Литмир - Электронная Библиотека

Обратный путь занял вдвое больше времени: приходилось преодолевать сопротивление накатывающих волн и яростный напор встречного шквалистого ветра. Потому, только спустя час, труп девушки в буксируемой катером рыбацкой лодке был доставлен к причалу пристани Бар-Харбор и переправлен в Элсворт, в окружной морг.

Шериф ходил взад-вперёд, с нетерпением ждал первые результаты криминалистов, обнюхивающих каждый дюйм того места, откуда спрыгнула – или упала? или столкнули? – Мишель Пауэлл, девушка семнадцати лет.
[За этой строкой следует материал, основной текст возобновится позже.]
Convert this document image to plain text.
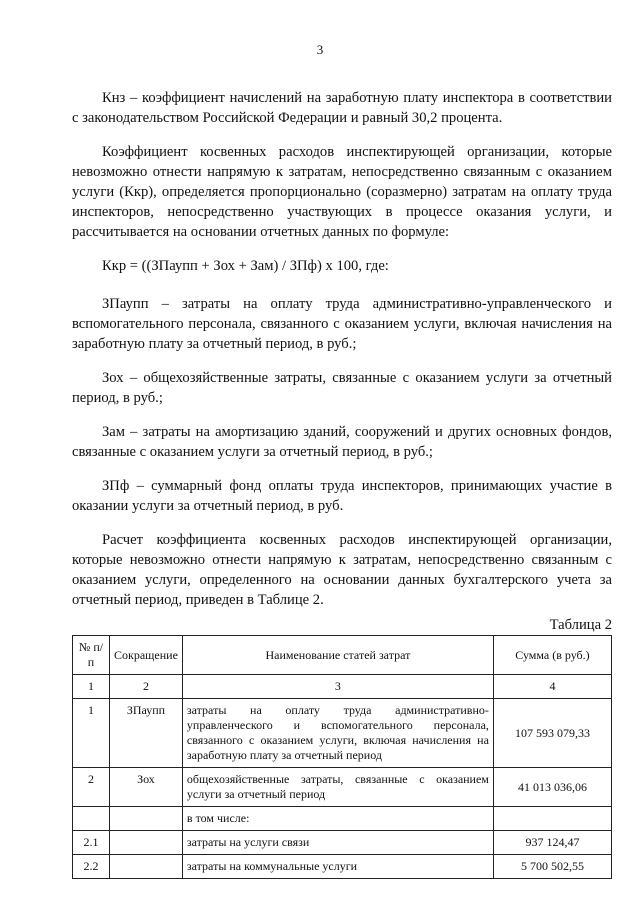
3

Кнз – коэффициент начислений на заработную плату инспектора в соответствии с законодательством Российской Федерации и равный 30,2 процента.

Коэффициент косвенных расходов инспектирующей организации, которые невозможно отнести напрямую к затратам, непосредственно связанным с оказанием услуги (Ккр), определяется пропорционально (соразмерно) затратам на оплату труда инспекторов, непосредственно участвующих в процессе оказания услуги, и рассчитывается на основании отчетных данных по формуле:

Ккр = ((ЗПаупп + Зох + Зам) / ЗПф) х 100, где:

ЗПаупп – затраты на оплату труда административно-управленческого и вспомогательного персонала, связанного с оказанием услуги, включая начисления на заработную плату за отчетный период, в руб.;

Зох – общехозяйственные затраты, связанные с оказанием услуги за отчетный период, в руб.;

Зам – затраты на амортизацию зданий, сооружений и других основных фондов, связанные с оказанием услуги за отчетный период, в руб.;

ЗПф – суммарный фонд оплаты труда инспекторов, принимающих участие в оказании услуги за отчетный период, в руб.

Расчет коэффициента косвенных расходов инспектирующей организации, которые невозможно отнести напрямую к затратам, непосредственно связанным с оказанием услуги, определенного на основании данных бухгалтерского учета за отчетный период, приведен в Таблице 2.

Таблица 2
№ п/п	Сокращение	Наименование статей затрат	Сумма (в руб.)
1	2	3	4
1	ЗПаупп	затраты на оплату труда административно-управленческого и вспомогательного персонала, связанного с оказанием услуги, включая начисления на заработную плату за отчетный период	107 593 079,33
2	Зох	общехозяйственные затраты, связанные с оказанием услуги за отчетный период	41 013 036,06
		в том числе:	
2.1		затраты на услуги связи	937 124,47
2.2		затраты на коммунальные услуги	5 700 502,55
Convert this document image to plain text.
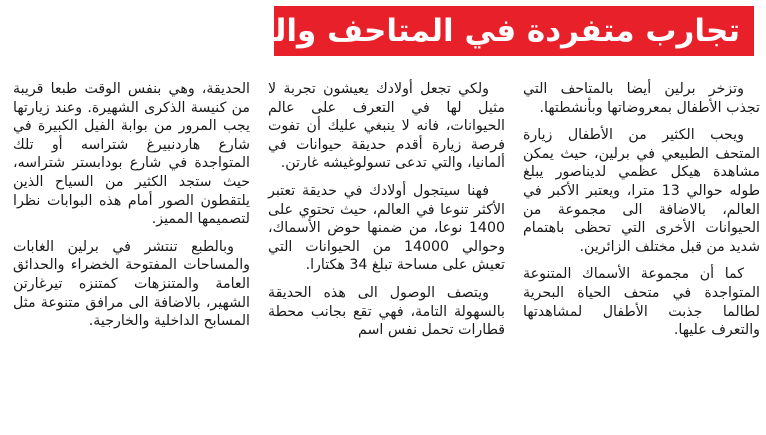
تجارب متفردة في المتاحف والحدائق

وتزخر برلين أيضا بالمتاحف التي تجذب الأطفال بمعروضاتها وبأنشطتها.

ويحب الكثير من الأطفال زيارة المتحف الطبيعي في برلين، حيث يمكن مشاهدة هيكل عظمي لديناصور يبلغ طوله حوالي 13 مترا، ويعتبر الأكبر في العالم، بالاضافة الى مجموعة من الحيوانات الأخرى التي تحظى باهتمام شديد من قبل مختلف الزائرين.

كما أن مجموعة الأسماك المتنوعة المتواجدة في متحف الحياة البحرية لطالما جذبت الأطفال لمشاهدتها والتعرف عليها.

ولكي تجعل أولادك يعيشون تجربة لا مثيل لها في التعرف على عالم الحيوانات، فانه لا ينبغي عليك أن تفوت فرصة زيارة أقدم حديقة حيوانات في ألمانيا، والتي تدعى تسولوغيشه غارتن.

فهنا سيتجول أولادك في حديقة تعتبر الأكثر تنوعا في العالم، حيث تحتوي على 1400 نوعا، من ضمنها حوض الأسماك، وحوالي 14000 من الحيوانات التي تعيش على مساحة تبلغ 34 هكتارا.

ويتصف الوصول الى هذه الحديقة بالسهولة التامة، فهي تقع بجانب محطة قطارات تحمل نفس اسم

الحديقة، وهي بنفس الوقت طبعا قريبة من كنيسة الذكرى الشهيرة. وعند زيارتها يجب المرور من بوابة الفيل الكبيرة في شارع هاردنبيرغ شتراسه أو تلك المتواجدة في شارع بودابستر شتراسه، حيث ستجد الكثير من السياح الذين يلتقطون الصور أمام هذه البوابات نظرا لتصميمها المميز.

وبالطبع تنتشر في برلين الغابات والمساحات المفتوحة الخضراء والحدائق العامة والمتنزهات كمتنزه تيرغارتن الشهير، بالاضافة الى مرافق متنوعة مثل المسابح الداخلية والخارجية.
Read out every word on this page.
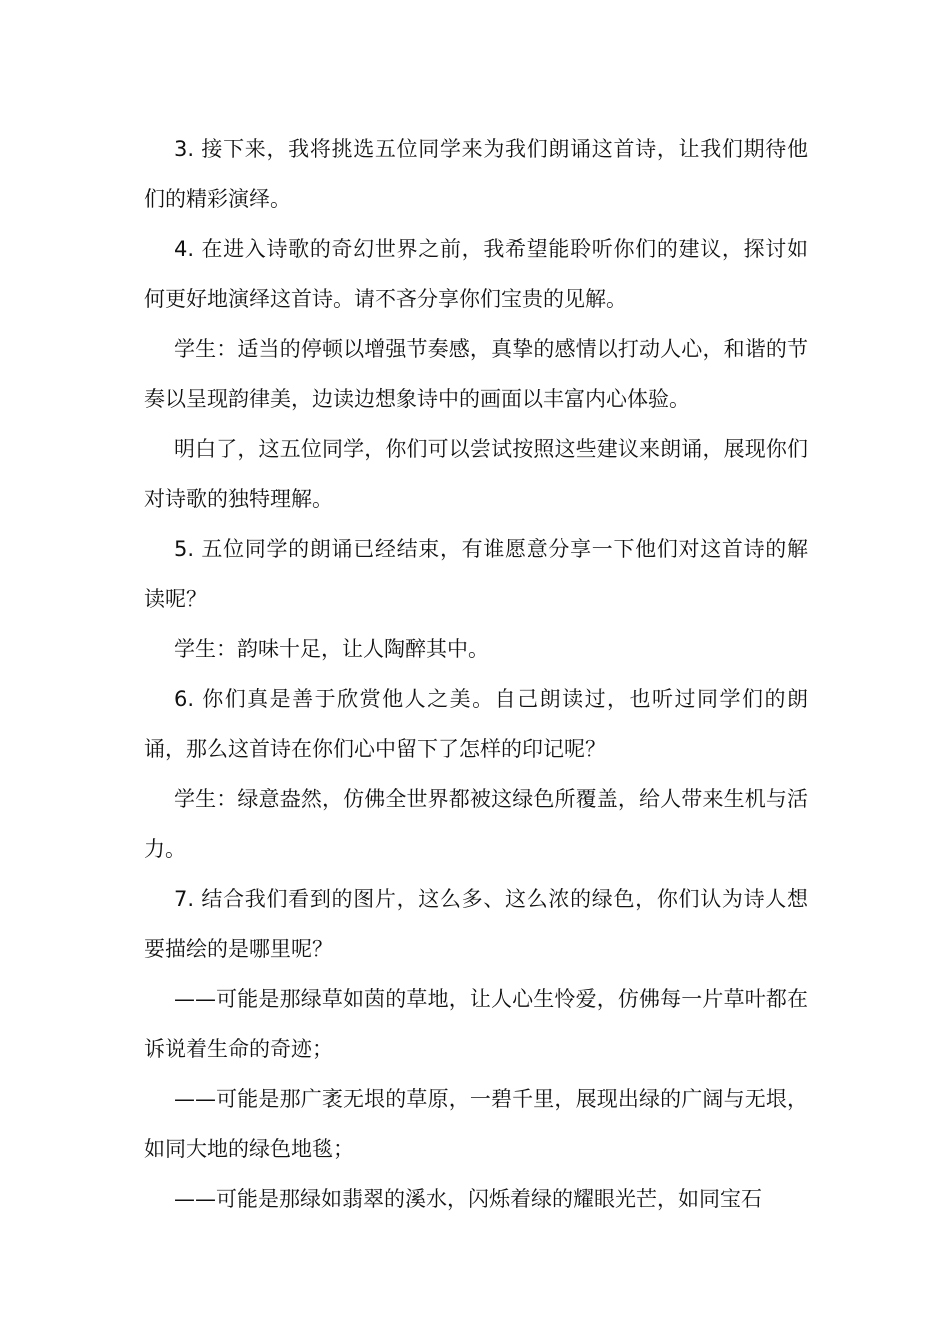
3. 接下来，我将挑选五位同学来为我们朗诵这首诗，让我们期待他们的精彩演绎。

4. 在进入诗歌的奇幻世界之前，我希望能聆听你们的建议，探讨如何更好地演绎这首诗。请不吝分享你们宝贵的见解。

学生：适当的停顿以增强节奏感，真挚的感情以打动人心，和谐的节奏以呈现韵律美，边读边想象诗中的画面以丰富内心体验。

明白了，这五位同学，你们可以尝试按照这些建议来朗诵，展现你们对诗歌的独特理解。

5. 五位同学的朗诵已经结束，有谁愿意分享一下他们对这首诗的解读呢？

学生：韵味十足，让人陶醉其中。

6. 你们真是善于欣赏他人之美。自己朗读过，也听过同学们的朗诵，那么这首诗在你们心中留下了怎样的印记呢？

学生：绿意盎然，仿佛全世界都被这绿色所覆盖，给人带来生机与活力。

7. 结合我们看到的图片，这么多、这么浓的绿色，你们认为诗人想要描绘的是哪里呢？

——可能是那绿草如茵的草地，让人心生怜爱，仿佛每一片草叶都在诉说着生命的奇迹；

——可能是那广袤无垠的草原，一碧千里，展现出绿的广阔与无垠，如同大地的绿色地毯；

——可能是那绿如翡翠的溪水，闪烁着绿的耀眼光芒，如同宝石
– Ну что там? – спросил шериф одного из сотрудников.

– Ничего. Чисто. Она была одна. Никаких посторонних следов не обнаружено. Здесь давно никто не ходил.

– Ясно… – недовольно буркнул шериф и сплюнул, – что ничего не ясно. – И подал Лепски знак рукой, что они уезжают отсюда.

* * *

В тот день местные газеты пестрели броскими заголовками: «Прыжок в преисподнюю», «Консервативное воспитание, или никому не нужная молодёжь», «Убийство или самоубийство?», «Утёс самоубийц», «Неразделённая любовь толкнула девушку на прыжок в бездну». Радио и телевидение тоже чуть ли не ежечасно повторяли эту новость.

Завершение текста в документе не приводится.